One colorful resolution to the neutrino mass generation, three lepton flavor universality anomalies, and the Cabibbo angle anomaly

We propose a simple model to simultaneously explain four observed flavor anomalies while generating the neutrino mass at the one-loop level. Specifically, we address the measured anomalous magnetic dipole moments of the muon, Delta a(mu), and electron, Delta a(e), the observed anomaly of b -> sl(+) l(-) in the B-meson decays, and the Cabibbo-angle anomaly. The model consists of four colorful new degrees of freedom: three scalar leptoquarks with the Standard Model quantum numbers (3, 3, -1/3), (3, 2, 1/6), and (3, 1, 2/3), and one pair of down-quark-like vector fermion in (3, 1, -1/3). The baryon number is assumed to be conserved for simplicity. Phenomenologically viable solutions with the minimal number of real parameters can be found to accommodate all the above-mentioned anomalies and produce the approximate, close to 1 sigma, neutrino oscillation pattern at the same time.

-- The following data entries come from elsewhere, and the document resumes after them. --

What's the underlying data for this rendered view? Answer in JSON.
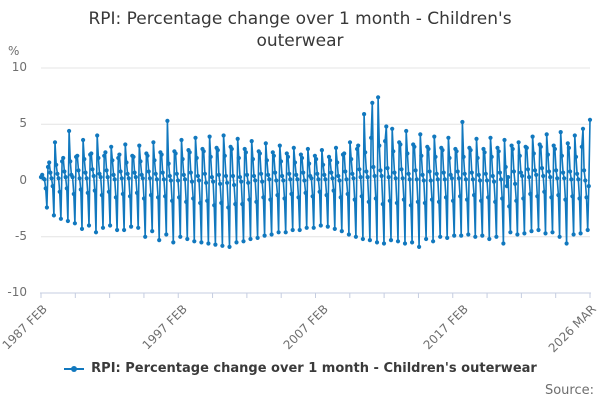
{
  "title": "RPI: Percentage change over 1 month - Children's outerwear",
  "y_axis_unit": "%",
  "legend": {
    "label": "RPI: Percentage change over 1 month - Children's outerwear"
  },
  "source_label": "Source:",
  "colors": {
    "line": "#1178be",
    "grid": "#e4e4e4",
    "axis": "#c5cde0",
    "tick_text": "#6f6f6f",
    "title_text": "#383838"
  },
  "chart_data": {
    "type": "line",
    "title": "RPI: Percentage change over 1 month - Children's outerwear",
    "series_name": "RPI: Percentage change over 1 month - Children's outerwear",
    "unit": "%",
    "frequency": "monthly",
    "x_start": "1987 FEB",
    "x_end": "2026 MAR",
    "ylim": [
      -10,
      10
    ],
    "yticks": [
      10,
      5,
      0,
      -5,
      -10
    ],
    "grid": true,
    "legend_position": "bottom",
    "x_axis": {
      "labels": [
        {
          "label": "1987 FEB",
          "pos": 0.0
        },
        {
          "label": "1997 FEB",
          "pos": 0.2559
        },
        {
          "label": "2007 FEB",
          "pos": 0.5117
        },
        {
          "label": "2017 FEB",
          "pos": 0.7676
        },
        {
          "label": "2026 MAR",
          "pos": 1.0
        }
      ],
      "minor_tick_count": 17
    },
    "marker": "circle",
    "values": [
      0.3,
      0.5,
      0.2,
      0.1,
      -0.7,
      -2.4,
      1.2,
      1.6,
      0.7,
      0.2,
      -0.5,
      -3.1,
      3.4,
      1.4,
      0.6,
      0.2,
      -1.0,
      -3.4,
      1.7,
      2.0,
      0.8,
      0.3,
      -0.7,
      -3.6,
      4.4,
      1.7,
      0.5,
      0.3,
      -1.2,
      -3.8,
      2.1,
      2.2,
      0.9,
      0.2,
      -0.8,
      -4.3,
      3.6,
      1.9,
      0.7,
      0.2,
      -1.1,
      -4.0,
      2.3,
      2.4,
      1.0,
      0.4,
      -0.9,
      -4.6,
      4.0,
      2.0,
      0.6,
      0.3,
      -1.3,
      -4.2,
      2.2,
      2.5,
      0.9,
      0.3,
      -1.0,
      -4.0,
      3.0,
      1.8,
      0.5,
      0.1,
      -1.5,
      -4.4,
      2.0,
      2.3,
      0.8,
      0.2,
      -1.2,
      -4.4,
      3.2,
      1.6,
      0.6,
      0.2,
      -1.4,
      -4.1,
      2.2,
      2.1,
      0.7,
      0.3,
      -1.1,
      -4.2,
      3.1,
      1.7,
      0.5,
      0.2,
      -1.6,
      -5.0,
      2.4,
      2.2,
      0.8,
      0.2,
      -1.3,
      -4.5,
      3.4,
      1.8,
      0.6,
      0.1,
      -1.5,
      -5.3,
      2.5,
      2.3,
      0.7,
      0.1,
      -1.4,
      -4.8,
      5.3,
      1.5,
      0.4,
      0.0,
      -1.8,
      -5.5,
      2.6,
      2.4,
      0.6,
      0.0,
      -1.5,
      -5.0,
      3.6,
      1.9,
      0.5,
      0.1,
      -1.9,
      -5.2,
      2.7,
      2.5,
      0.7,
      -0.1,
      -1.6,
      -5.4,
      3.8,
      2.0,
      0.4,
      0.0,
      -2.0,
      -5.5,
      2.8,
      2.6,
      0.6,
      -0.2,
      -1.8,
      -5.6,
      3.9,
      2.1,
      0.3,
      -0.1,
      -2.2,
      -5.7,
      2.9,
      2.7,
      0.5,
      -0.3,
      -2.0,
      -5.8,
      4.0,
      2.2,
      0.4,
      -0.2,
      -2.4,
      -5.9,
      3.0,
      2.8,
      0.4,
      -0.4,
      -2.1,
      -5.5,
      3.7,
      2.0,
      0.3,
      -0.1,
      -2.1,
      -5.4,
      2.8,
      2.5,
      0.5,
      -0.2,
      -1.7,
      -5.2,
      3.5,
      1.9,
      0.4,
      0.0,
      -1.9,
      -5.1,
      2.6,
      2.4,
      0.6,
      -0.1,
      -1.5,
      -4.9,
      3.3,
      1.8,
      0.5,
      0.1,
      -1.7,
      -4.8,
      2.5,
      2.2,
      0.7,
      0.0,
      -1.3,
      -4.6,
      3.1,
      1.7,
      0.4,
      0.0,
      -1.6,
      -4.6,
      2.4,
      2.1,
      0.6,
      0.1,
      -1.2,
      -4.4,
      2.9,
      1.6,
      0.5,
      0.1,
      -1.5,
      -4.4,
      2.3,
      2.0,
      0.7,
      0.0,
      -1.1,
      -4.2,
      2.8,
      1.5,
      0.4,
      0.2,
      -1.4,
      -4.2,
      2.2,
      1.9,
      0.6,
      0.1,
      -1.0,
      -4.0,
      2.7,
      1.4,
      0.5,
      0.1,
      -1.3,
      -4.1,
      2.1,
      1.8,
      0.7,
      0.2,
      -0.9,
      -4.3,
      2.9,
      1.6,
      0.4,
      0.0,
      -1.5,
      -4.5,
      2.3,
      2.4,
      0.8,
      0.1,
      -1.2,
      -4.8,
      3.4,
      1.9,
      0.6,
      0.2,
      -1.7,
      -5.0,
      2.8,
      3.1,
      1.0,
      0.3,
      -1.4,
      -5.2,
      5.9,
      2.5,
      0.8,
      0.3,
      -1.9,
      -5.3,
      3.8,
      6.9,
      1.2,
      0.4,
      -1.6,
      -5.5,
      7.4,
      3.1,
      0.9,
      0.4,
      -2.1,
      -5.6,
      3.5,
      4.8,
      1.1,
      0.3,
      -1.8,
      -5.3,
      4.6,
      2.6,
      0.7,
      0.2,
      -2.0,
      -5.4,
      3.4,
      3.2,
      1.0,
      0.2,
      -1.7,
      -5.6,
      4.4,
      2.4,
      0.6,
      0.1,
      -2.2,
      -5.5,
      3.2,
      3.0,
      0.9,
      0.1,
      -1.9,
      -5.9,
      4.1,
      2.2,
      0.5,
      0.0,
      -2.0,
      -5.2,
      3.0,
      2.8,
      0.8,
      0.0,
      -1.7,
      -5.4,
      3.9,
      2.1,
      0.6,
      0.1,
      -1.9,
      -5.0,
      2.9,
      2.7,
      0.7,
      0.1,
      -1.5,
      -5.1,
      3.8,
      2.0,
      0.5,
      0.2,
      -1.8,
      -4.9,
      2.8,
      2.6,
      0.8,
      0.2,
      -1.4,
      -4.9,
      5.2,
      2.1,
      0.6,
      0.1,
      -1.7,
      -4.8,
      2.9,
      2.7,
      0.7,
      0.1,
      -1.3,
      -5.0,
      3.7,
      2.0,
      0.5,
      0.0,
      -1.8,
      -4.9,
      2.8,
      2.5,
      0.6,
      0.0,
      -1.5,
      -5.2,
      3.8,
      2.1,
      0.4,
      -0.1,
      -1.9,
      -5.0,
      2.9,
      2.6,
      0.7,
      0.1,
      -1.6,
      -5.6,
      3.6,
      1.2,
      -0.5,
      0.3,
      -2.3,
      -4.6,
      3.1,
      2.8,
      0.8,
      -0.3,
      -1.8,
      -4.8,
      3.4,
      2.2,
      0.7,
      0.4,
      -1.6,
      -4.7,
      3.0,
      2.9,
      1.0,
      0.3,
      -1.2,
      -4.5,
      3.9,
      2.4,
      0.9,
      0.5,
      -1.4,
      -4.4,
      3.2,
      3.0,
      1.1,
      0.4,
      -1.0,
      -4.7,
      4.1,
      2.3,
      0.8,
      0.3,
      -1.5,
      -4.6,
      3.1,
      2.8,
      0.9,
      0.2,
      -1.3,
      -5.0,
      4.3,
      2.2,
      0.7,
      0.2,
      -1.7,
      -5.6,
      3.3,
      2.9,
      0.8,
      0.1,
      -1.4,
      -4.8,
      4.0,
      2.1,
      0.6,
      0.1,
      -1.6,
      -4.7,
      3.0,
      4.6,
      0.9,
      0.0,
      -1.5,
      -4.4,
      -0.5,
      5.4
    ]
  }
}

From general consideration, the model robustly predicts: (1) neutrino mass is of the normal hierarchy type, and (2) M-ee(nu) less than or similar to 3 x 10(-4) MeV. The possible UV origin to explain the flavor pattern of the found viable parameter space is briefly discussed. The parameter space can be well reproduced within a simple split fermion toy model.

Automated summary

The proposed model aims to explain various flavor anomalies and generate neutrino mass at the one-loop level using four colorful new degrees of freedom. By conserving baryon number and finding solutions with minimal parameters, the model can accommodate anomalies and predict properties like normal hierarchy type neutrino mass and specific bounds on M-ee(nu). The possible UV origin for the discovered viable parameter space is briefly discussed and the parameter space can be reproduced within a simple split fermion toy model.